Ms. Buck was sterilized against her will on October 19, 1927. In time, at least 60,000 others would be involuntarily sterilized -- 20,000 in California alone (then as now, a early adopter to novel forms of nonsense), and 8,000 more in Virginia.
Eugenicists applauded. One magazine even crowed about the hereditarian explanation for the opinion. Mr. Holmes, after all, was "the distinguished son of a distinguished physician."
Mr. Holmes later complained about critical letters he received from "the religious" and "cranks."
The one dissenter was Pierce Butler, a Catholic.
Any why did Mr. Holmes, ordinarily a most careful lawyer, write such a "brutal and brief" opinion? Mr. Brown, whose paper I am using for this post, says it was becaused Mr. Holmes himself was an enthusiastic eugenicist.
Mr. Holmes "saw eugenic sterilization as an important social tool that would save this country from degeneration," says Mr. Mr. Brown, Mr. Holmes may have shared the view that his own intellectual power was proof of the truth of eugenic theory. He also apparently believed, quite literally, that his survival of multiple gunshot wounds in the Civil War was proof of Darwinian fitness. Mr. Brown adds this: "His correspondence and speeches are replete with references to the danger of being 'swamped' by other races and the necessity of invigorating the white Anglo-Saxon race." Finally, Mr. Holmes declared himself "a devout Malthusian," referring to the economist who famously, and wrongly, declared that population growth would soon exceed supplies of food and other resources.

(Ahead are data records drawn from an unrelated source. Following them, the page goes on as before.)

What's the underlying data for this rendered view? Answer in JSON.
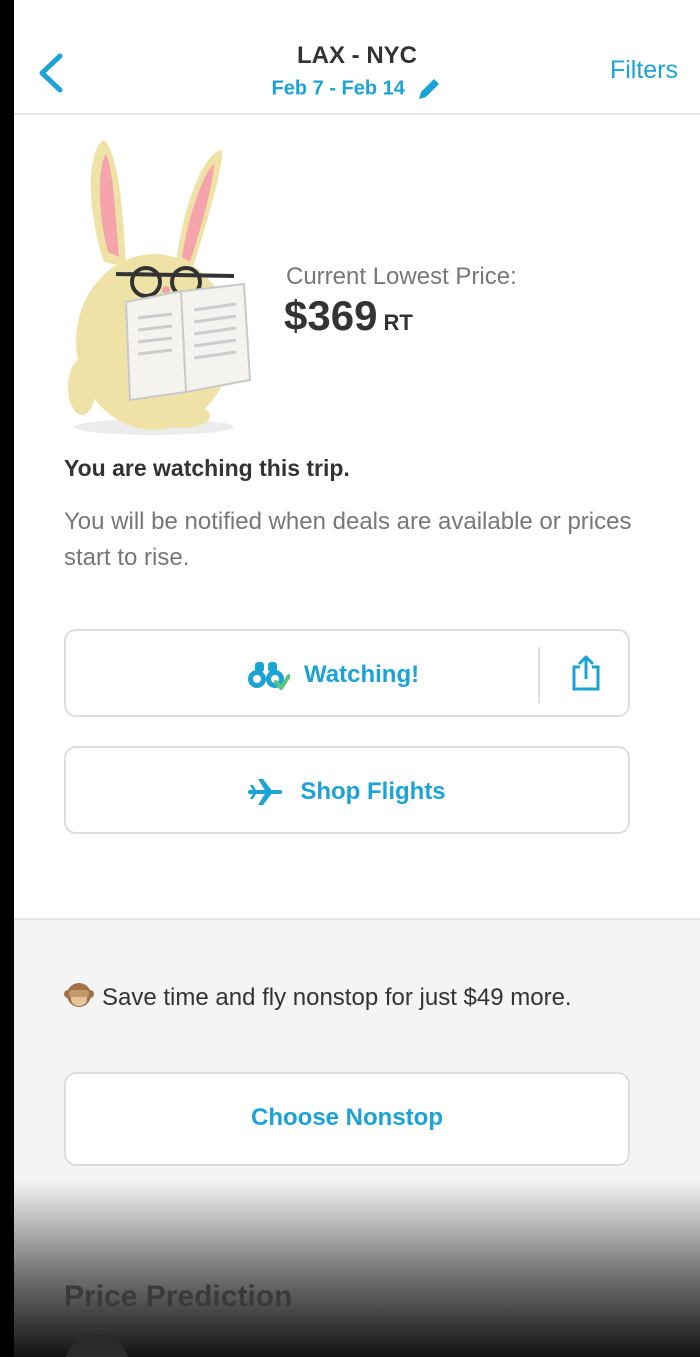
{
  "header": {
    "route": "LAX - NYC",
    "dates": "Feb 7 - Feb 14",
    "filters_label": "Filters"
  },
  "price": {
    "label": "Current Lowest Price:",
    "value": "$369",
    "unit": "RT"
  },
  "watch": {
    "title": "You are watching this trip.",
    "description": "You will be notified when deals are available or prices start to rise.",
    "button_label": "Watching!"
  },
  "shop": {
    "button_label": "Shop Flights"
  },
  "nonstop": {
    "message": "Save time and fly nonstop for just $49 more.",
    "button_label": "Choose Nonstop"
  },
  "prediction": {
    "title": "Price Prediction"
  },
  "colors": {
    "accent": "#1ba3d6",
    "text_dark": "#333333",
    "text_muted": "#777777"
  },
  "icons": [
    "back-chevron-icon",
    "pencil-icon",
    "rabbit-illustration",
    "binoculars-icon",
    "share-icon",
    "airplane-icon",
    "see-no-evil-monkey-icon"
  ]
}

All Clever People -- and Mr. Holmes was one of the cleverest in U.S. history -- are, before they are clever, people. And people, even one as gifted as he, are imperfect creatures. The wisdom of our Founders in resting power in the people, not self-perpetuating elites, in dividing power between the national government and the states, and in dividing national power again among three branches is proved as much by his case as by any. One person can cause great mischief, as Mr. Holmes did here. But in time we corrected the profound errors of the eugenicists.
The nail in the coffin of eugenics was Nazi Germany, which showed the full implications of the doctrine. Defendants at Nurenburg used as part of their defense the writings of notable U.S. eugenicists.
[One big-time U.S. eugenicist was Margaret Sanger, founder of Planned Parenthood and a saint of modern feminists and the Houston Chronicle editorial board. Andrea Georgsson, now mercifully departed from said board, idolized her. In this essay, Ms. Georgsson wrestles with Ms. Sanger's unseemly enthusiasm for purifying the human race of undesirables. "I, for one," Ms. G. declaimed, "do not believe Sanger's promotion of eugenics outweighs her overall contribution [to birth control]."
[Well. That's a relief.]
Virginia repealed its forced sterilization law in 1981. California, in 1979.
Finally, here's something to remember when next you hear a senator ask a Supreme Court nominee whether she will follow court precedent: Buck v. Bell has never been overruled.
UPDATE: Thanks for the link from Harris County Almanac.
We missed Buck v. Bell in law school, focusing instead on Skinner v. Oklahoma (1942) where the Court ruled that the right to procreate is a fundamental right, requiring laws passed burdening that right to have a compelling or overriding government interest (such as the health or safety of the U.S. populace; see Korematsu v. U.S. (1944) in which the Supreme Court allowed the internment of the Japanese during WWII).
Given that California's and Virginia's laws were not repealed until almost forty years after Skinner, it does seem that forced sterilization laws in some instances can be constitutional. Scary.